You know your company needs a blog for your website, and maybe you even have intentions of starting one yourself. A blog is an important part of content marketing, but unfortunately, many businesses’ blogs end up in the vast expansion of the blog graveyard. Considering how important a blog is to any marketing strategy, make sure yours doesn’t end up there, too.
The Purpose of a Blog
Image via Flickr by Retlaw Snellac Photography
For some companies, a blog seems like an obvious addition to a website. Other companies might not necessarily see the relevance. Regardless of what service or goods you sell, if you have a website, you should have a blog. Although your blog serves several purposes, the main goal is to increase leads and retain customers.
It starts with attracting customers. When consumers begin their search for a repairman or new curtains, it will typically start online. In fact, according to Adweek, 81 percent of shoppers start by researching a product or service online, with 60 percent using a search engine. If you are a plumber, and someone is looking for information about their leaky pipes, you want that person to stumble upon your website. Your blog offers the opportunity to match the keywords that someone uses in their search to the relevant words on your site.
It’s great when someone stumbles upon your website, but that’s just the first purpose of your blog. Once a person has come to your site, you want them to return, and to refer you, intentionally or unintentionally, to their friends, family, and social network. The more relevant and interesting information you have on your blog, the more likely a consumer will return and share that information on social media to their friends and family.
Keep Your Blog Relevant
It’s not just enough to have a blog; it needs to be active and applicable. If a reader stumbles upon an article on your blog, they may keep clicking through to further their research. If your most recent blog post was from 2008, then suddenly the trust you initially garnered from your blog is lost.
Your blog shouldn’t just apply to your company, but to a broad range of information. No one wants to read a narcissistic blog that focuses only on why that particular company is great. People want general information about the topic in question. Although you should cleverly highlight your business throughout your blog posts, the reader shouldn’t be slammed with pitches and hard sells while they are doing their research.

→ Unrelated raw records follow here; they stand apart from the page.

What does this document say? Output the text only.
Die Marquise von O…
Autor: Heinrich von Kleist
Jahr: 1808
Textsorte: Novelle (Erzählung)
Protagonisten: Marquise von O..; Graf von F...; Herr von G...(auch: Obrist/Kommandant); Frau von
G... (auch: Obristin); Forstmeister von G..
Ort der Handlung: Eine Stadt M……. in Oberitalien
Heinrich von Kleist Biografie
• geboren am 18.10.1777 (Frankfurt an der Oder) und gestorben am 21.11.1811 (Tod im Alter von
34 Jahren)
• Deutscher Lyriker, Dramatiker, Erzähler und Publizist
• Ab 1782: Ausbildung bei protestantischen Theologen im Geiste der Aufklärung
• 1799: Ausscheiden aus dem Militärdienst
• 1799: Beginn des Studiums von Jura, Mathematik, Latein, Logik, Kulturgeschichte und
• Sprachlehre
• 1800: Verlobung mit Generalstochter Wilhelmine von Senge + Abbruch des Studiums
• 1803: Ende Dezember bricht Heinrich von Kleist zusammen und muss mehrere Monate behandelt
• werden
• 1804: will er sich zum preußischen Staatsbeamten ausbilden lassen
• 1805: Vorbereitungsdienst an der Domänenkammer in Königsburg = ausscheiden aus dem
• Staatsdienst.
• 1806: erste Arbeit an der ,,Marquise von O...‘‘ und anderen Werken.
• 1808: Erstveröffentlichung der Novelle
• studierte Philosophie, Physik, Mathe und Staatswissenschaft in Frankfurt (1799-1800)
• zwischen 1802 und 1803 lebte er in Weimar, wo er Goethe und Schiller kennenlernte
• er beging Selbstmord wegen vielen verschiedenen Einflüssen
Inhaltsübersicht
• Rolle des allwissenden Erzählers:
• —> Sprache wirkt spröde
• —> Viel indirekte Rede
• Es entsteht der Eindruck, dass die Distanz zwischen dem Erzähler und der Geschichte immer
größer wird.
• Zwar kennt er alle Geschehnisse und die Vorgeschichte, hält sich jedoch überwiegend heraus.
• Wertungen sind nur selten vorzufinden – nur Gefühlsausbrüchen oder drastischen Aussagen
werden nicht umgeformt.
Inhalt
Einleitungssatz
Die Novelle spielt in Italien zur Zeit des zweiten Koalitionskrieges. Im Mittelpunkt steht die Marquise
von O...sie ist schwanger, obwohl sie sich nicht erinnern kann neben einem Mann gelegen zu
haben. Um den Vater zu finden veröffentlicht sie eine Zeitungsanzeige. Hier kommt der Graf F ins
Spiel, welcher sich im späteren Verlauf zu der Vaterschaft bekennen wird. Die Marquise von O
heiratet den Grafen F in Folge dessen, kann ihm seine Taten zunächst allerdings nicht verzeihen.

The “Do It Yourself” Blogger
Now that you know why you need a blog, you might be tempted to hop on your computer and start writing. What people don’t realize is blogging is an intensive and demanding job, and it’s not something you can fit in on the side. If you scroll through websites, you can quickly find the all-too-common blog graveyard. These are blogs with a couple of posts, typically with grammatical errors, that companies haven’t updated in years. You quickly lose your authority on the subject if your blog looks like a deserted, forgotten piece of your site. In that case, you might as well not have a blog at all.
Everyone has the best intentions when they start a blog on their own. It’s just that a blog starts to feel more like a hassle. When you have other day-to-day work commitments, a blog becomes the first thing set aside. Hiring a third-party to handle your site ensures your blog thrives.
You should see your blog as one of your most valuable marketing tools, and your marketing budget should reflect that. In fact, Forbes reported that more successful companies typically issue a higher amount of their marketing budget to content marketing.
The Benefits of Outsourcing
Most DIY blogs end up in the blog graveyard. Even if you can keep up the company blog in-house, you might be doing yourself a disservice. By outsourcing your blog, you’re putting this important aspect of your website into the hands of experts. These people know the tricks to getting your blog found in search engines, and are able to create shareable content. You might be an expert on the subject, and while that authority is important, it’s equally important to get found and shared.
By outsourcing your content marketing, you essentially get to stop worrying about it. You know you will have fresh, relevant content as often as necessary to keep your online content working toward your marketing goals. If you hire the right company, you will also know your content will be free from grammatical errors, which is crucial in maintaining your marketing material’s integrity. Finally, you will know that beyond the content, your blog posts will engage the reader, promote your business, and urge that reader to share your posts as well.
What to Look for in a Freelancer or Marketing Company
Hiring a marketing company or freelancer to handle your blog doesn’t automatically make sure that your blog will prosper. Although it might be tempting to find a freelancer to handle your blog, hiring a company is typically the better bet. It’s tough for freelancers to edit their work to perfection. A company will have several pairs of eyes on an article, newsletter, or post before it goes live.
When you’re vetting companies, ask for samples of their previous work. Check out blogs that they now run, and look at the company’s blog. If they don’t have a consistent, relevant, and engaging blog, you probably shouldn’t trust them to handle your blog and content marketing.
Content marketing is an investment, and so if the company is promising articles and content for excessively cheap, remember the adage, you get what you pay for. Once you’ve hired a company for your blog, read the content and give direction. No one knows your business as you do, and you should have thoughts about the type of content you’re offering to your consumers and readers.
Ultimately, you want your blog to bring in traffic and customers for your business. Because just about anyone is able to start a blog, people mistakenly think they can do it well. Outsource your blog to the experts, and make sure your blog is doing everything to help your cause. Nothing discourages customers like having a blog with one foot in the grave.